The "Distribution strategy" works prior to "Balance strategy", so the latter can
be considered as an overriding patch upon the former. The controller will always
be honoring the balance strategy. The following list is a few possible examples
when the two fields conflicts when combining "Weighted" distributor and
"LimitRange" re-balancer:

###### Some expected replicas exceeds the max watermark
- Conditions:
- Selected # of Clusters: 2
- Distribution: 1:2 weighted distribution under 6 total replicas.
- Balance: LimitRange within 2-3

Result: The initial expected distribution shall be 2:4 while the re-balancing will
reset the distribution to 3:3 in the end.

###### All expected replicas exceeds the max watermark
- Conditions:
- Selected # of Clusters: 2
- Distribution: 1:2 weighted distribution under 6 total replicas.
- Balance: LimitRange within 1-2

Result: The initial expected distribution shall be 2:4 while the re-balancing will
reset the distribution to 2:2 even if the sum can't reach the total replicas.

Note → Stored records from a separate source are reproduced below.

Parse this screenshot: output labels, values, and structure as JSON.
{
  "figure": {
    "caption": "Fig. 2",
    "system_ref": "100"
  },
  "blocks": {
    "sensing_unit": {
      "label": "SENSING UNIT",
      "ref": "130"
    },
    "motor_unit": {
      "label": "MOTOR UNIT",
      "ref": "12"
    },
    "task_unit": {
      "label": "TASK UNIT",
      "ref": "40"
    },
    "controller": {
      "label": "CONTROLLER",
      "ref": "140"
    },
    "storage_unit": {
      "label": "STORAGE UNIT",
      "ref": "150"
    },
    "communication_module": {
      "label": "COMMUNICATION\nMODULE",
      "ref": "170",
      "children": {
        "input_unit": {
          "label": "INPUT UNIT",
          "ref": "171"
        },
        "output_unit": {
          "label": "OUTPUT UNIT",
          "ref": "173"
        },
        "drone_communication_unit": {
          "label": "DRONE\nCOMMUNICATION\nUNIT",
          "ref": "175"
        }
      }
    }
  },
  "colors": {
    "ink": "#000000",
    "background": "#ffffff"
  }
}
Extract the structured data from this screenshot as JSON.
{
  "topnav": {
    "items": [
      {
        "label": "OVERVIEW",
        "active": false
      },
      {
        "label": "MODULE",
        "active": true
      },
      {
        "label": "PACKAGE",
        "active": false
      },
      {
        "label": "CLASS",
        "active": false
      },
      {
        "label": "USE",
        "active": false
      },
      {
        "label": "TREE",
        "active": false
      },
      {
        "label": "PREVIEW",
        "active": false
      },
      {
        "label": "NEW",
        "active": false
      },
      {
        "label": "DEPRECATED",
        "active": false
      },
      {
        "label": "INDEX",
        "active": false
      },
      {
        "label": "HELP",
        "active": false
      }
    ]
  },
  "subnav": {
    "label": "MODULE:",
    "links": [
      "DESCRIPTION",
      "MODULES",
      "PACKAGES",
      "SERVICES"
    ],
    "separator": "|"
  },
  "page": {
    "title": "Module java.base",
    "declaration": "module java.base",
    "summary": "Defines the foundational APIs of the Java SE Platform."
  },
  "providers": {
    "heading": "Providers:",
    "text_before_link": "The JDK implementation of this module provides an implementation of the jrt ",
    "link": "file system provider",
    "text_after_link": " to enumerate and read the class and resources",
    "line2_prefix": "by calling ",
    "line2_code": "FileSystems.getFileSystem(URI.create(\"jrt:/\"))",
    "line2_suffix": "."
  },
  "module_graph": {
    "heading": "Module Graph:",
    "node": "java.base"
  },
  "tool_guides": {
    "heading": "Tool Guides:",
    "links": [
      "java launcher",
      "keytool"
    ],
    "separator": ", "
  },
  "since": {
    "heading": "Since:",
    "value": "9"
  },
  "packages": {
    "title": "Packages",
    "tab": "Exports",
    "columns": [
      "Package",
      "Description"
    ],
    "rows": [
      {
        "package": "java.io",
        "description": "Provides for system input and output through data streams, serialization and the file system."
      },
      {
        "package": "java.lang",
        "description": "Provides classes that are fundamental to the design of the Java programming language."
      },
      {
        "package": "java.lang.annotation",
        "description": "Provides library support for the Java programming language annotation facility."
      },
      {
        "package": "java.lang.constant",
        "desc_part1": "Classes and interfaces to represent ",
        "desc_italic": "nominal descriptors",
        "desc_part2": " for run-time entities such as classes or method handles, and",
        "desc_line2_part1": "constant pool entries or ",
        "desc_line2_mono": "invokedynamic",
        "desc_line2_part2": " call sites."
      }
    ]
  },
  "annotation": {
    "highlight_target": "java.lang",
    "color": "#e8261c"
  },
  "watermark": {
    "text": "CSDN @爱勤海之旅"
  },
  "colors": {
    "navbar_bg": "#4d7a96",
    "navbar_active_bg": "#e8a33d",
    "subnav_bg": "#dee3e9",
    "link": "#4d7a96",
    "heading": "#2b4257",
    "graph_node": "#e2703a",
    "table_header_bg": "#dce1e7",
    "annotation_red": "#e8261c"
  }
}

###### All expected replicas doesn't reach the min watermark
- Conditions:
- Selected # of Clusters: 2
- Distribution: 1:2 weighted distribution under 6 total replicas.
- Balance: LimitRange within 5-10

Result: The initial expected distribution shall be 2:4 while the re-balancing will
reset the distribution to 5:5 regardless of distribution strategy.

#### Workload Manifest Status Collection

Overall in OCM, there are 3 feasible ways of collecting the status from the spoke
clusters:

1. List-Watching: The kubefed fashion status collection. It violates with OCM's
pull-based architecture and will be likely the bottleneck of
scalability when the # of managed clusters grows.
2. Polling Get: Getting resources at a fixed interval which is costing less but losing
promptness on the other hand.
3. Delegate to `ManifestWork`: See the new status collection functionalities WIP in
[#30](https://github.com/open-cluster-management-io/enhancements/pull/30)

This proposal will be supporting (2) and (3) in the end and leave the choice to users.